In fact, any excess force used by the security forces within one’s own country may land them in trouble forcing their prosecution in courts. There are a large number of human rights activists, many of whom are well-paid by interest groups for deliberately harassing the security forces, who are always waiting for such opportunities to pounce upon personnel belonging to security forces for dragging them to courts for prosecuting them for any alleged excessive use of force even where such force was used against the worst types of terrorists (who may even belong to an enemy country). Moreover, the courts in India also generally have an attitude which is not very sympathetic to the security forces. There have been a large number of cases wherein personnel belonging to security forces have been harassed by way of frivolous prosecutions even for the acts which were committed in the bona fide discharge of their duties. Therefore, any preventive or pre-emptive or retaliatory surgical strikes against even armed groups such as terrorists, are not possible within the territory of India itself.

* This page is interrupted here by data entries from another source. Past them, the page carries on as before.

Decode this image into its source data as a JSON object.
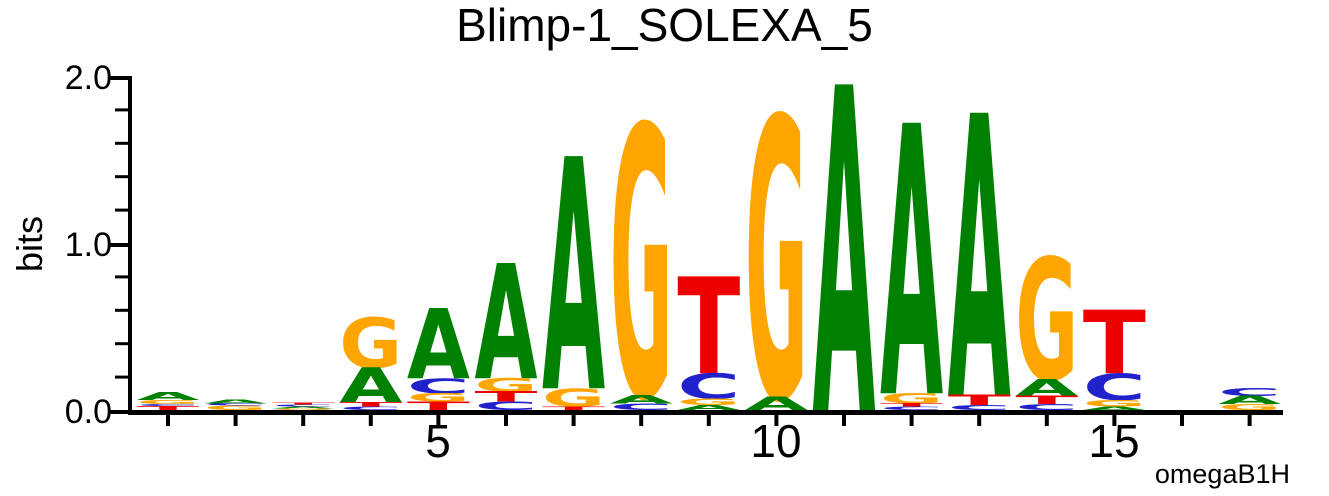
{
  "title": "Blimp-1_SOLEXA_5",
  "watermark": "omegaB1H",
  "y_axis": {
    "label": "bits",
    "ticks": [
      {
        "value": 0.0,
        "label": "0.0"
      },
      {
        "value": 1.0,
        "label": "1.0"
      },
      {
        "value": 2.0,
        "label": "2.0"
      }
    ]
  },
  "x_axis": {
    "ticks": [
      {
        "value": 5,
        "label": "5"
      },
      {
        "value": 10,
        "label": "10"
      },
      {
        "value": 15,
        "label": "15"
      }
    ]
  },
  "chart_data": {
    "type": "sequence-logo",
    "title": "Blimp-1_SOLEXA_5",
    "ylabel": "bits",
    "ylim": [
      0,
      2.0
    ],
    "y_major_ticks": [
      0.0,
      1.0,
      2.0
    ],
    "y_minor_tick_step": 0.2,
    "num_positions": 17,
    "x_tick_values": [
      5,
      10,
      15
    ],
    "consensus": "...GAAAGTGAAAGT..",
    "colors": {
      "A": "#008000",
      "C": "#2222CC",
      "G": "#FFA500",
      "T": "#EE0000"
    },
    "positions": [
      {
        "pos": 1,
        "stack": [
          [
            "A",
            0.048
          ],
          [
            "G",
            0.024
          ],
          [
            "C",
            0.012
          ],
          [
            "T",
            0.024
          ]
        ]
      },
      {
        "pos": 2,
        "stack": [
          [
            "A",
            0.024
          ],
          [
            "C",
            0.014
          ],
          [
            "G",
            0.026
          ]
        ]
      },
      {
        "pos": 3,
        "stack": [
          [
            "T",
            0.012
          ],
          [
            "C",
            0.012
          ],
          [
            "A",
            0.012
          ],
          [
            "G",
            0.008
          ]
        ]
      },
      {
        "pos": 4,
        "stack": [
          [
            "G",
            0.3
          ],
          [
            "A",
            0.21
          ],
          [
            "T",
            0.025
          ],
          [
            "C",
            0.02
          ]
        ]
      },
      {
        "pos": 5,
        "stack": [
          [
            "A",
            0.42
          ],
          [
            "C",
            0.09
          ],
          [
            "G",
            0.05
          ],
          [
            "T",
            0.05
          ]
        ]
      },
      {
        "pos": 6,
        "stack": [
          [
            "A",
            0.69
          ],
          [
            "G",
            0.08
          ],
          [
            "T",
            0.06
          ],
          [
            "C",
            0.05
          ]
        ]
      },
      {
        "pos": 7,
        "stack": [
          [
            "A",
            1.39
          ],
          [
            "G",
            0.11
          ],
          [
            "T",
            0.02
          ]
        ]
      },
      {
        "pos": 8,
        "stack": [
          [
            "G",
            1.62
          ],
          [
            "A",
            0.05
          ],
          [
            "C",
            0.04
          ]
        ]
      },
      {
        "pos": 9,
        "stack": [
          [
            "T",
            0.58
          ],
          [
            "C",
            0.15
          ],
          [
            "G",
            0.04
          ],
          [
            "A",
            0.03
          ]
        ]
      },
      {
        "pos": 10,
        "stack": [
          [
            "G",
            1.68
          ],
          [
            "A",
            0.08
          ]
        ]
      },
      {
        "pos": 11,
        "stack": [
          [
            "A",
            1.95
          ]
        ]
      },
      {
        "pos": 12,
        "stack": [
          [
            "A",
            1.62
          ],
          [
            "G",
            0.06
          ],
          [
            "T",
            0.02
          ],
          [
            "C",
            0.02
          ]
        ]
      },
      {
        "pos": 13,
        "stack": [
          [
            "A",
            1.69
          ],
          [
            "T",
            0.06
          ],
          [
            "C",
            0.03
          ]
        ]
      },
      {
        "pos": 14,
        "stack": [
          [
            "G",
            0.73
          ],
          [
            "A",
            0.1
          ],
          [
            "T",
            0.05
          ],
          [
            "C",
            0.035
          ]
        ]
      },
      {
        "pos": 15,
        "stack": [
          [
            "T",
            0.38
          ],
          [
            "C",
            0.16
          ],
          [
            "G",
            0.04
          ],
          [
            "A",
            0.02
          ]
        ]
      },
      {
        "pos": 16,
        "stack": []
      },
      {
        "pos": 17,
        "stack": [
          [
            "C",
            0.045
          ],
          [
            "A",
            0.05
          ],
          [
            "G",
            0.035
          ]
        ]
      }
    ]
  }
}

It is only in an enemy territory where such surgical strikes can be conducted by armed forces. As they say, everything is fair in love and war. Our armed forces are not accountable to the domestic laws of the enemy country. Even if the enemy country registers offences against personnel belonging to our security forces for acts committed within their territory, it will not be possible for them to force our personnel to face the process of justice in their country. International law is more like jungle raj, even though there may be certain rules for engagement. A powerful nation will not bother for those rules. Might is right. Brute force prevails. If you have the power to inflict casualties in an enemy country in a pre-emptive or retaliatory exercise, you would not be subjected to the domestic laws of the courts of that country. At best, the enemy country may also retaliate. But then, it is the survival of the fittest. If you are more powerful, then your writ will run.

Therefore, similar surgical strikes may not be possible against our own homegrown terrorists who wage war against the State within our own territory. Here, our security forces have to act only in accordance with the legal provisions that allow them the use of force. Moreover, for the acts committed within our own territory, the security forces are fully accountable to the courts of law. They cannot use excess force than that is permissible under law. The rule of law prevails and curtails their powers to use force freely as they could in an external action. While acting against the external enemies, our security forces are supposed to use maximum force and to the maximum effect, but when it comes to dealing with the internal enemies the requirement of law is to use minimum possible force. You violate this rule at your own peril.